Son muchos ya los meses en que la sequia asola nuestros campos, unas tierras que debían, hoy, estar con el fruto nacido y que sin embargo siguen yermas, porque los hombres y mujeres que las cultivan no pudieron sembrarlas.

Se perdió la primera cosecha, porque no llegaron las fértiles lluvias.

Una situación que se repite, es verdad, cíclicamente, pero que siempre nos coge de sorpresa y que arruina a familias enteras.

Nuestros antepasados, hace  1600 años al encontrarse con un problema  similar, pidieron consejo al Obispo Toribio y  este santo astorgano les recomendó ir hasta un antiguo castro celta situado al norte del pueblo Valdornés de Castrotierra, sobre el que se elevaba una ermita y traer la imagen de la Virgen que allí moraba en peregrinación hasta la ciudad de Astorga, donde debían ofrecerle un novenario.

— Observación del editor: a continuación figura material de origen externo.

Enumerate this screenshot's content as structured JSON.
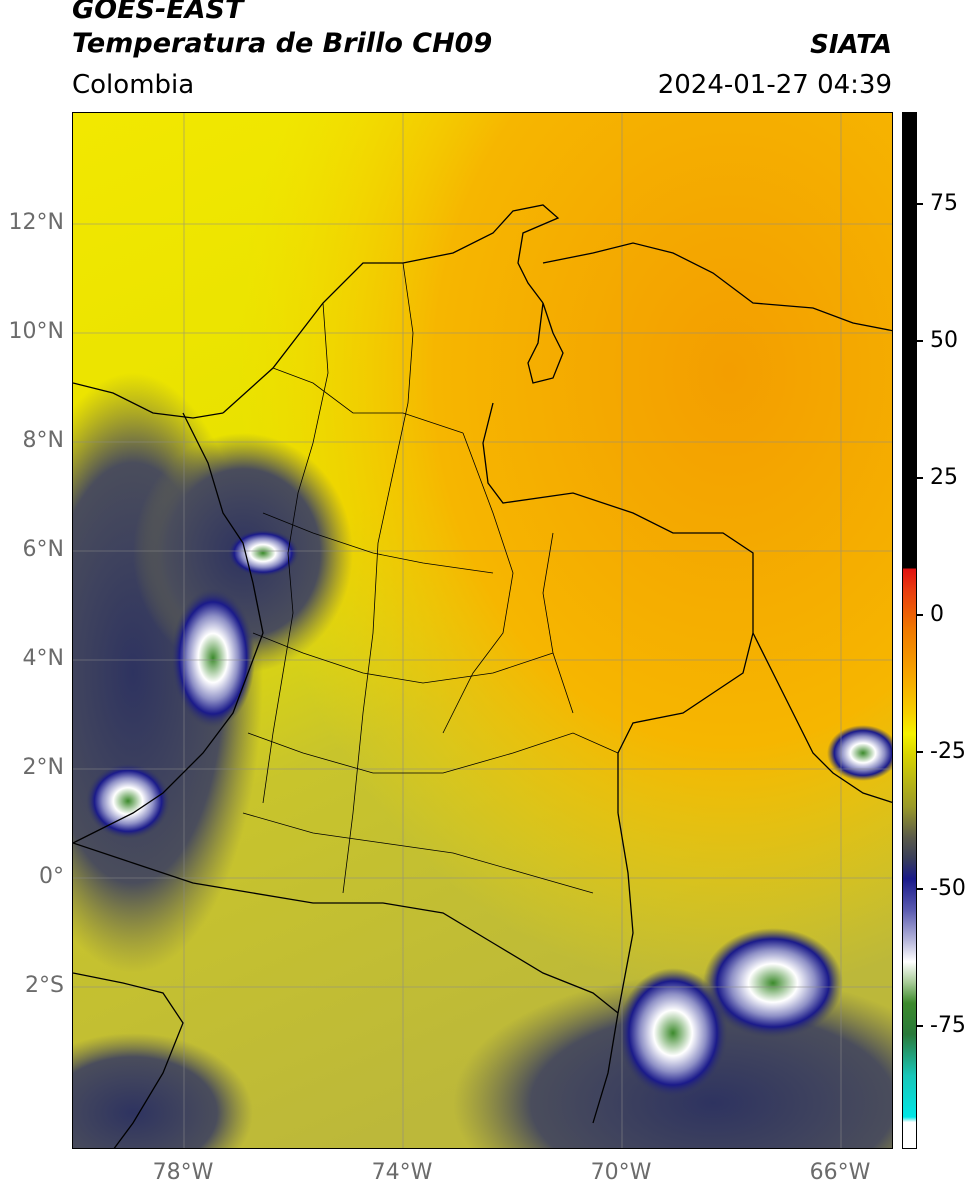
{
  "header": {
    "title_line1": "GOES-EAST",
    "title_line2": "Temperatura de Brillo CH09",
    "region": "Colombia",
    "organization": "SIATA",
    "timestamp": "2024-01-27 04:39"
  },
  "map": {
    "lat_labels": [
      "12°N",
      "10°N",
      "8°N",
      "6°N",
      "4°N",
      "2°N",
      "0°",
      "2°S"
    ],
    "lon_labels": [
      "78°W",
      "74°W",
      "70°W",
      "66°W"
    ]
  },
  "colorbar": {
    "labels": [
      "75",
      "50",
      "25",
      "0",
      "-25",
      "-50",
      "-75"
    ],
    "colors": {
      "hot": "#000000",
      "warm_red": "#e01010",
      "orange": "#f6a200",
      "yellow": "#f4f200",
      "olive": "#9a9a28",
      "dark": "#3a3f5a",
      "navy": "#1a1a8a",
      "white": "#ffffff",
      "green": "#3c8a2c",
      "teal": "#18c6b8",
      "cyan": "#00e6e6"
    }
  }
}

Entonces llovió sin parar durante tres días, y desde aquellos lejanos tiempos la Virgen de Castrotierra es la última esperanza  para los que no pueden regar los labrantíos

Por eso y a partir del siglo V cada vez que la sed arruina nuestros campos la gente mira al cielo y ruegan para que salga la  Virgen de Castrotierra.

Este año, una vez más pasaban de largo las nubes y surgió un clamor que fue escuchado por los Procuradores de la Tierra, ellos como ocurre desde la Edad Media en la que nacieron como Hermandad al servicio de las ocho jurisdicciones de Astorga, convocaron  a los habitantes de estas zonas para traer a la Virgen hasta la catedral de Astorga.

Doce son los pueblos que forman la Jurisdicción de la Tierra: San Justo, San Román, Brimeda, Valdeviejas, Murias de Rechivaldo,  Castrillo de los Polvazares, Santa Catalina de Somoza y Sopeña, son los cuartos y Nistal de la Vega Piedralba, Celada y Bustos los alfoces.

Y aquí llegaron vecinos de todos estos pueblos con sus  pendones y cruces, arropando a la Patrona de Castrotierra para pedir que llueva.

Acudió  Villalís, Villamontan, Posada, Torre, Miñambres, Redelga, Ribas, Valle, Castrotierra, Robledino, Robledo, Destriana, Palacios y Fresno de la Valduerna.

Llegaron y se fueron en procesión con riguroso orden: primero los pendones y a todos precede el Pendón de Santa Marina, y guardándolos a todos el Pendón de Castrotierra. Detrás las cruces parroquiales. Y a la zaga  la imagen de la Virgen de Castrotierra  portada con fervor por hombres y mujeres de esta tierra.

Por el camino llamado de la Virgen llegó la procesión a Valderrey y allí se incorporó a la carretera, para acceder a la ciudad que esperó emocionada a la patrona de la lluvia, recorriendo las calles de la urbe hasta la catedral donde fue acogida por el Cabildo Catedralicio.

Descansó la Virgen en la catedral de un camino tan pesado.

Nueve días  descansó la Señora antes de emprender el camino de regreso y en este tiempo escuchó los rezos y  pesares de los astorganos todos. De todos los comarcanos.

Esta mañana la hemos despedido. Retorna a su santuario.

Poco ha llovido, es verdad. Confiamos en que las plegarias de los miles de fieles que la han acompañado, hoy, y estos nueve días, sean capaces de traer hasta esta tierra la necesaria y fructifera lluvia.

Los Procuradores de la Tierra, un año más, han hecho realidad con gran esfuerzo esta peregrinación. Pues han organizado y movilizado a los pueblos de la zona que con sus flamantes pendones, conforman una estela de gran vistosidad y belleza tanto en la llegada como hoy, en el regreso.

Cuando la acompañábamos esta mañana, oímos como un grupo de mujeres cantaba una antigua y hermosa canción:

“Madre de la lluvia concédenos raudales del preciado elemento.

Y que las lluvias, abundantes y tranquilas, ayuden a  germinar los frutos de los campos.

 Que el agua, madre, no le falte nunca a nadie.”